Briar wants revenge. Since this is a dramatic story, let me put an exclamation mark just to get into the mood. Briar wants revenge! There, isn’t that better? She blames Radulf for murdering her father and tossing her and her sisters into a life of poverty. So today, her plan is to sleep with Radulf and tell Radulf’s wife. Heh heh heh. Of course, how she, a brainless nitwit, is going to seduce a man who is devoted to his wife is something she never considers. She’s too busy panicking – oh, oh, she’s going to have sex! – to even think of asking the man his name. So she sleeps with the wrong guy.
Don’t laugh. This is supposed to be a touching, dramatic story. Really.
I don’t know about anybody else, but if I’m going to sleep with a bad guy for revenge and I slept with the wrong guy and had multiple first-time orgasms out of it, I’d say, “Oh, nice, but sorry, hon, you’re the wrong guy. Now that we are done, can you direct me to the real Radulf?” I mean, really, big freaking deal. I’d even toss in a free encore since the wrong guy is so good in bed.

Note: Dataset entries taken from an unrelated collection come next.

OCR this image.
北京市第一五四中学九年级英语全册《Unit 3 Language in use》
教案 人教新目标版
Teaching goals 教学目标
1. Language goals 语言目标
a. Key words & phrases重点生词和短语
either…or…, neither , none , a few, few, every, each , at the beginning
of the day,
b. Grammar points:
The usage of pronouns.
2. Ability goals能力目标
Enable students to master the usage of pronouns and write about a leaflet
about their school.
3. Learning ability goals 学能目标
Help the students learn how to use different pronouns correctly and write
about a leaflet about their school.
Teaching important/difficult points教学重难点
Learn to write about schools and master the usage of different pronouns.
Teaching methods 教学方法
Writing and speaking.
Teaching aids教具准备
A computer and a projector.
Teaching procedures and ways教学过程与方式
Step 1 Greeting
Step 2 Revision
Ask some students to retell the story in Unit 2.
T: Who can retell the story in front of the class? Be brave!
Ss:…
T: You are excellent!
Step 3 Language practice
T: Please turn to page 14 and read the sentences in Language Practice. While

But not Briar. This is a calamity! She slept with the wrong guy. She. Slept. With. The. Wrong. Guy! She is doomed! She weeps. How can life do this to her? How can it be so cruel to her? (Of course, we’re not supposed to wonder whether poor Lily, wife of Radulf, is going to be heartbroken or if Lily even deserves the nonsense Briar is thinking to inflict on her.) Never mind. Ivo de Vessey, the man she slept with, recognizes her and decides to take care of her. This guy is another idiot. He is that “silent, all-knowing, never telling” type who hogs all secrets unnecessarily because he made himself the new martyr of the universe. He won’t even tell her if she’s in danger. And since Briar is an idiot who won’t know danger if it runs over her in a clown car, that makes him the root of my suffering.

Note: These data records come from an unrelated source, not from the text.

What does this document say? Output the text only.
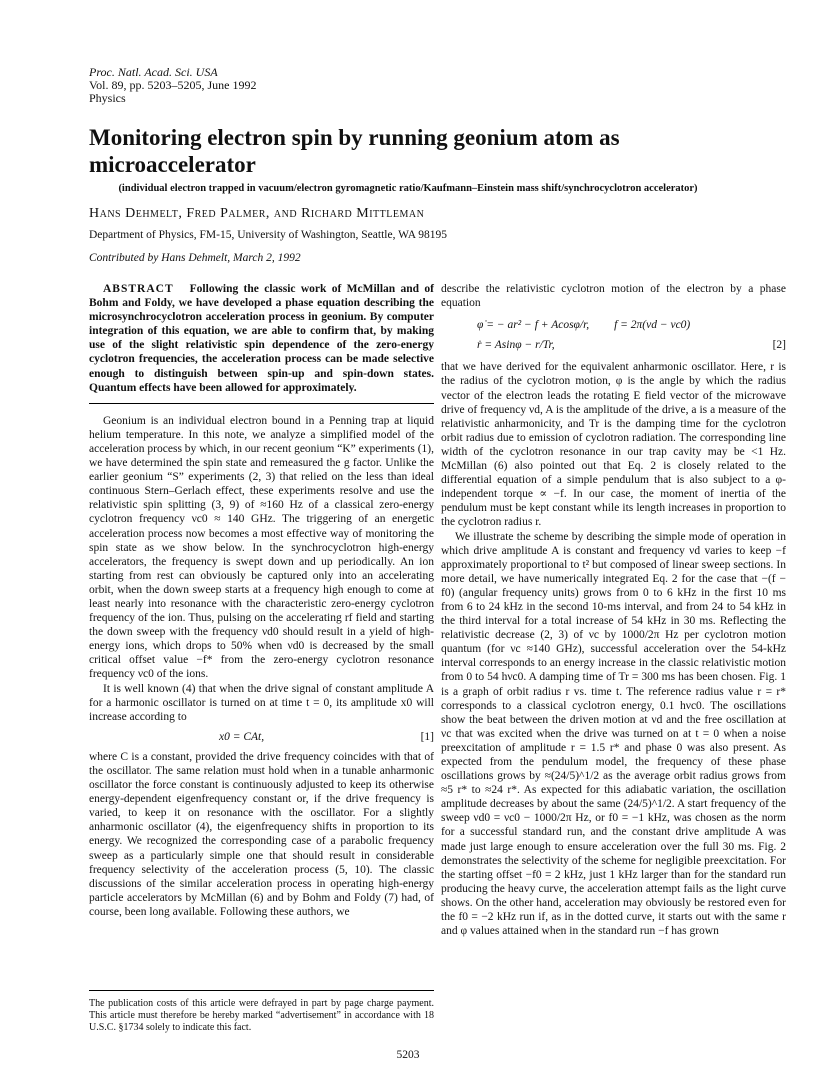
Proc. Natl. Acad. Sci. USA
Vol. 89, pp. 5203–5205, June 1992
Physics
Monitoring electron spin by running geonium atom as microaccelerator
(individual electron trapped in vacuum/electron gyromagnetic ratio/Kaufmann–Einstein mass shift/synchrocyclotron accelerator)
Hans Dehmelt, Fred Palmer, and Richard Mittleman
Department of Physics, FM-15, University of Washington, Seattle, WA 98195
Contributed by Hans Dehmelt, March 2, 1992

ABSTRACT Following the classic work of McMillan and of Bohm and Foldy, we have developed a phase equation describing the microsynchrocyclotron acceleration process in geonium. By computer integration of this equation, we are able to confirm that, by making use of the slight relativistic spin dependence of the zero-energy cyclotron frequencies, the acceleration process can be made selective enough to distinguish between spin-up and spin-down states. Quantum effects have been allowed for approximately.

Geonium is an individual electron bound in a Penning trap at liquid helium temperature. In this note, we analyze a simplified model of the acceleration process by which, in our recent geonium “K” experiments (1), we have determined the spin state and remeasured the g factor. Unlike the earlier geonium “S” experiments (2, 3) that relied on the less than ideal continuous Stern–Gerlach effect, these experiments resolve and use the relativistic spin splitting (3, 9) of ≈160 Hz of a classical zero-energy cyclotron frequency νc0 ≈ 140 GHz. The triggering of an energetic acceleration process now becomes a most effective way of monitoring the spin state as we show below. In the synchrocyclotron high-energy accelerators, the frequency is swept down and up periodically. An ion starting from rest can obviously be captured only into an accelerating orbit, when the down sweep starts at a frequency high enough to come at least nearly into resonance with the characteristic zero-energy cyclotron frequency of the ion. Thus, pulsing on the accelerating rf field and starting the down sweep with the frequency νd0 should result in a yield of high-energy ions, which drops to 50% when νd0 is decreased by the small critical offset value −f* from the zero-energy cyclotron resonance frequency νc0 of the ions.

It is well known (4) that when the drive signal of constant amplitude A for a harmonic oscillator is turned on at time t = 0, its amplitude x0 will increase according to

x0 = CAt,	[1]

where C is a constant, provided the drive frequency coincides with that of the oscillator. The same relation must hold when in a tunable anharmonic oscillator the force constant is continuously adjusted to keep its otherwise energy-dependent eigenfrequency constant or, if the drive frequency is varied, to keep it on resonance with the oscillator. For a slightly anharmonic oscillator (4), the eigenfrequency shifts in proportion to its energy. We recognized the corresponding case of a parabolic frequency sweep as a particularly simple one that should result in considerable frequency selectivity of the acceleration process (5, 10). The classic discussions of the similar acceleration process in operating high-energy particle accelerators by McMillan (6) and by Bohm and Foldy (7) had, of course, been long available. Following these authors, we

describe the relativistic cyclotron motion of the electron by a phase equation

φ̇ = − ar² − f + Acosφ/r, f = 2π(νd − νc0)
ṙ = Asinφ − r/Tr,	[2]

that we have derived for the equivalent anharmonic oscillator. Here, r is the radius of the cyclotron motion, φ is the angle by which the radius vector of the electron leads the rotating E field vector of the microwave drive of frequency νd, A is the amplitude of the drive, a is a measure of the relativistic anharmonicity, and Tr is the damping time for the cyclotron orbit radius due to emission of cyclotron radiation. The corresponding line width of the cyclotron resonance in our trap cavity may be <1 Hz. McMillan (6) also pointed out that Eq. 2 is closely related to the differential equation of a simple pendulum that is also subject to a φ-independent torque ∝ −f. In our case, the moment of inertia of the pendulum must be kept constant while its length increases in proportion to the cyclotron radius r.

We illustrate the scheme by describing the simple mode of operation in which drive amplitude A is constant and frequency νd varies to keep −f approximately proportional to t² but composed of linear sweep sections. In more detail, we have numerically integrated Eq. 2 for the case that −(f − f0) (angular frequency units) grows from 0 to 6 kHz in the first 10 ms from 6 to 24 kHz in the second 10-ms interval, and from 24 to 54 kHz in the third interval for a total increase of 54 kHz in 30 ms. Reflecting the relativistic decrease (2, 3) of νc by 1000/2π Hz per cyclotron motion quantum (for νc ≈140 GHz), successful acceleration over the 54-kHz interval corresponds to an energy increase in the classic relativistic motion from 0 to 54 hνc0. A damping time of Tr = 300 ms has been chosen. Fig. 1 is a graph of orbit radius r vs. time t. The reference radius value r = r* corresponds to a classical cyclotron energy, 0.1 hνc0. The oscillations show the beat between the driven motion at νd and the free oscillation at νc that was excited when the drive was turned on at t = 0 when a noise preexcitation of amplitude r = 1.5 r* and phase 0 was also present. As expected from the pendulum model, the frequency of these phase oscillations grows by ≈(24/5)^1/2 as the average orbit radius grows from ≈5 r* to ≈24 r*. As expected for this adiabatic variation, the oscillation amplitude decreases by about the same (24/5)^1/2. A start frequency of the sweep νd0 = νc0 − 1000/2π Hz, or f0 = −1 kHz, was chosen as the norm for a successful standard run, and the constant drive amplitude A was made just large enough to ensure acceleration over the full 30 ms. Fig. 2 demonstrates the selectivity of the scheme for negligible preexcitation. For the starting offset −f0 = 2 kHz, just 1 kHz larger than for the standard run producing the heavy curve, the acceleration attempt fails as the light curve shows. On the other hand, acceleration may obviously be restored even for the f0 = −2 kHz run if, as in the dotted curve, it starts out with the same r and φ values attained when in the standard run −f has grown

The publication costs of this article were defrayed in part by page charge payment. This article must therefore be hereby marked “advertisement” in accordance with 18 U.S.C. §1734 solely to indicate this fact.
5203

The villain is unbelievably nasty, the characters talk in overwrought speeches bordering on purple, and of course, Briar wins the award as the brainless fruitcake of the year. She believed in a wrong mission, slept with the wrong guy, got knocked up without even knowing it, and generally did all the wrong things. And of course, she just has to be a romance heroine. Lovely.